Para que o crescimento econômico não implique na deterioração dos
indicadores de solvência, é necessário que o crescimento das exportações se
mantenha acima do crescimento das importações e, eventualmente, que o país
obtenha um saldo em conta corrente positivo. Os instrumentos que visam esse
fim são a política industrial, de minimização do custo do crédito de longo prazo
e a manutenção de uma taxa de câmbio competitiva.
Em especial nos países subdesenvolvidos com alta taxa de crescimento,
é necessário que o governo invista recursos suficientes na política de infra-
estrutura, para que o crescimento econômico não implique em gargalos na
infra-estrutura. Esses gargalos poderiam causar restrições físicas ao
crescimento, redução da competitividade externa ou na qualidade de vida da
população.
Sugere-se ainda que as finanças funcionais incorporem como meta uma
política de garantias mínimas e de melhorias contínuas no padrão de vida, para
que a população tenha acesso à infra-estrutura social básica e para que não
fique desamparada enquanto o pleno emprego ainda não é uma realidade.
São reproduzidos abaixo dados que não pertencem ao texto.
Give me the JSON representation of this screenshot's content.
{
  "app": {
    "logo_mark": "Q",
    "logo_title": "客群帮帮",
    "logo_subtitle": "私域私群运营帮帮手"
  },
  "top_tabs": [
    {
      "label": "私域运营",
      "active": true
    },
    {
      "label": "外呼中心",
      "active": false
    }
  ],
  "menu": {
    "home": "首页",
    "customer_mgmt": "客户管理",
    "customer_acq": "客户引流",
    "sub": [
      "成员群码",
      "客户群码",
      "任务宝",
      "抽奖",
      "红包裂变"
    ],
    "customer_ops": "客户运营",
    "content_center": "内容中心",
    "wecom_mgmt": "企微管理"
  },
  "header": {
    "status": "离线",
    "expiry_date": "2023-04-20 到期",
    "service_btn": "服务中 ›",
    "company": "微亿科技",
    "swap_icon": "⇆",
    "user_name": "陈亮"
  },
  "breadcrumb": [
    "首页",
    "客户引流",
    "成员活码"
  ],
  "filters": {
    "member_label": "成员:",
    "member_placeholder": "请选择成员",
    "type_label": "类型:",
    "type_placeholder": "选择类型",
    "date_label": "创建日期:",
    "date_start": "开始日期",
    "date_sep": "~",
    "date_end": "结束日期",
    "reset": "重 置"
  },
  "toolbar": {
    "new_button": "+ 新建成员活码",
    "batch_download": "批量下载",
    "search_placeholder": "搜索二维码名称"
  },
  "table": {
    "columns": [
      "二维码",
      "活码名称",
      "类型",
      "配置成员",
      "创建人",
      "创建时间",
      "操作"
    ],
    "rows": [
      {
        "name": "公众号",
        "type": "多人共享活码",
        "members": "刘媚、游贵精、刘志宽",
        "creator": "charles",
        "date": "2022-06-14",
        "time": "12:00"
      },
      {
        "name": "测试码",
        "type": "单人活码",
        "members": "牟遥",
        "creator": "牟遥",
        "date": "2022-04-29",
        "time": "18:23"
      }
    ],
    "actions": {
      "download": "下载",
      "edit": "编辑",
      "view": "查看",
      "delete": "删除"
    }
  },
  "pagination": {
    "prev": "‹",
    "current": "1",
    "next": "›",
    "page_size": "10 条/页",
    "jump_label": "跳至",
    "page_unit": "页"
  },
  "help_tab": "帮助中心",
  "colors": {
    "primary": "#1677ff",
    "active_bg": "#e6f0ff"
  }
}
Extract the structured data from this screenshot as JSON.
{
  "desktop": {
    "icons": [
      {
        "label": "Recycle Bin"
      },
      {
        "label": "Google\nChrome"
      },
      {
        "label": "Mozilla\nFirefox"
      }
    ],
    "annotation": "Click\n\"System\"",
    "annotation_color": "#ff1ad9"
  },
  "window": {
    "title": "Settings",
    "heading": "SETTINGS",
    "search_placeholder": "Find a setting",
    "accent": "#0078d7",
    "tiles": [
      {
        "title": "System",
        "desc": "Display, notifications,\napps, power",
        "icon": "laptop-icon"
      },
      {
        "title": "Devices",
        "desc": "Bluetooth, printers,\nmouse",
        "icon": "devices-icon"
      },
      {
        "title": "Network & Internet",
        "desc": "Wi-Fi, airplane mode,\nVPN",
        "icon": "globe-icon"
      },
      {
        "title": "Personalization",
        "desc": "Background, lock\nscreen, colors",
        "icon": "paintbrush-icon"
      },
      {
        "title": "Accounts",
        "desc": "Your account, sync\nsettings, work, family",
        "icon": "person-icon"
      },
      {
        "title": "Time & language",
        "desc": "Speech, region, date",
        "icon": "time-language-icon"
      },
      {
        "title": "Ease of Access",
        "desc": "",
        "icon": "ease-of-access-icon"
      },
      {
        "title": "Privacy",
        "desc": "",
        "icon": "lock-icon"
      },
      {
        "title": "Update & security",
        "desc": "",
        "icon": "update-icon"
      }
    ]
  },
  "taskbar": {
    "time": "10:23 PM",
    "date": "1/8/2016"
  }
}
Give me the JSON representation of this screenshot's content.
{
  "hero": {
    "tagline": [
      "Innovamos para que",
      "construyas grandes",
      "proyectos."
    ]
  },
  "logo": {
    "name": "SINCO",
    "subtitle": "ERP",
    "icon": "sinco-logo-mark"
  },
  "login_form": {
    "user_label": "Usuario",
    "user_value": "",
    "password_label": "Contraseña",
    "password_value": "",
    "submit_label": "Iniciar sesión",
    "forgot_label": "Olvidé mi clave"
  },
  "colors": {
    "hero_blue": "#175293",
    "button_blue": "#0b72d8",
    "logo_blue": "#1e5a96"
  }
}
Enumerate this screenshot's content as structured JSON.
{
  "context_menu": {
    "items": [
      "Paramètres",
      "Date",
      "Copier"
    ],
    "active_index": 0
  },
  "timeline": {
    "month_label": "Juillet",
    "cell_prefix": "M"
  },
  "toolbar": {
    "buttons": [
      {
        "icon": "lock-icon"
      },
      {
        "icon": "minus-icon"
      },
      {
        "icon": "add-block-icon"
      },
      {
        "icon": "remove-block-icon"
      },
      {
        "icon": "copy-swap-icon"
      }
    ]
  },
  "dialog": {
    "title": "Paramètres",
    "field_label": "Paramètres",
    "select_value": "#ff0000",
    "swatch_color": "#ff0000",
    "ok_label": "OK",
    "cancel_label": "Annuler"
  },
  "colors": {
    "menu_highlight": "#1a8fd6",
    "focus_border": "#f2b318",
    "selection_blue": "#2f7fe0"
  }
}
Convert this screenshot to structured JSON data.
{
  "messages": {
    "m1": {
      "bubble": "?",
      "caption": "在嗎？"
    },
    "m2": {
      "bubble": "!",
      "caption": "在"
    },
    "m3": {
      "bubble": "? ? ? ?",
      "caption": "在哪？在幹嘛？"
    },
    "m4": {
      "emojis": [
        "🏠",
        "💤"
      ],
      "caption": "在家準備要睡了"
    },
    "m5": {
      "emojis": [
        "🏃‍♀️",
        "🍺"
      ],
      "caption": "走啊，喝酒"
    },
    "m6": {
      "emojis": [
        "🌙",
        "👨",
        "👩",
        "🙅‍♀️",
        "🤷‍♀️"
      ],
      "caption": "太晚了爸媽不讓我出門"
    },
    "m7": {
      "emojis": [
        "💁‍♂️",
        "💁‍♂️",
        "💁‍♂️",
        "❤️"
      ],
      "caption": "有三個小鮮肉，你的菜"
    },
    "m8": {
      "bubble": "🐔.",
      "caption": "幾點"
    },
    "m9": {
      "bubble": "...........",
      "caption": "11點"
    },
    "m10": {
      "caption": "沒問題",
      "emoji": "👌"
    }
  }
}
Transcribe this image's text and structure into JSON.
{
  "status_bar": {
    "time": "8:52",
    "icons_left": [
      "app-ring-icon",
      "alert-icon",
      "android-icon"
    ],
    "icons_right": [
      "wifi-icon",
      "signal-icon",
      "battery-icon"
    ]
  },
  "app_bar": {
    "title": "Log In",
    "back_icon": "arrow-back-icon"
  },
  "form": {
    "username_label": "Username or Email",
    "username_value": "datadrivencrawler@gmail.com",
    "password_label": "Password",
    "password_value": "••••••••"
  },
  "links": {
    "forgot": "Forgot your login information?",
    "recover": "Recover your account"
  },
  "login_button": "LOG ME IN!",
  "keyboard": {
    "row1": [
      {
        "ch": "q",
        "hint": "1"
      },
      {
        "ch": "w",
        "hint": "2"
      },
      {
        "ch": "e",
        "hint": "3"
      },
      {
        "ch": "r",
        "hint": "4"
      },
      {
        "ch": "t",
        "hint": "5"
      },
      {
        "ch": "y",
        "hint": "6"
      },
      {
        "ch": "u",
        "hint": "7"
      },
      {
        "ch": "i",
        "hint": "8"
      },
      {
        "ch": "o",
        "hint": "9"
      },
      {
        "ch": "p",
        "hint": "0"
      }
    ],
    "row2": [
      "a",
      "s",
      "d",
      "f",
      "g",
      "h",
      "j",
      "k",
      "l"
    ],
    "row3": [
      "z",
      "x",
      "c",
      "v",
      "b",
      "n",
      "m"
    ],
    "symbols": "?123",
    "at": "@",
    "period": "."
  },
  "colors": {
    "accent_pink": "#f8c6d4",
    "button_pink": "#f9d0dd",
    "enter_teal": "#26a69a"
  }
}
Neste trabalho, foi dada especial atenção à taxa de juros. Buscou-se
mostrar que mesmo sob liberdade de movimento de capitais, a autonomia da
política monetária é muito grande e não há justificativas para manter taxas de
juros de curto ou longo prazo permanentemente superiores à média
internacional e mesmo sensivelmente superiores às taxas americanas. Se essa
proposição estiver realmente correta, o controle de capitais não seria
imprescindível à redução dos juros. O controle de capitais é uma política
eficaz e, muito provavelmente, é a melhor solução para uma política de
300
“gestão” dos fluxos de capital especulativo. Mas pode ser desnecessária para a
retomada do processo de crescimento acelerado.
Não temos a pretensão de que essas propostas sejam a melhor solução
para a adaptação da teoria das finanças funcionais para os problemas da
restrição externa, em particular com relação às breves exposições sobre
política industrial, de infra-estrutura e social. Buscamos apenas sugerir
soluções para as insuficiências da versão original que fossem coerentes com
seus objetivos e método. Esperamos que essas propostas possam contribuir
para reacender o debate sobre a validade das finanças funcionais nas
condições contemporâneas. Em particular, desejamos que a viabilidade das
promessas contidas na teoria de Abba Lerner possa novamente ser colocada
como centro das discussões sobre política econômica e de desenvolvimento.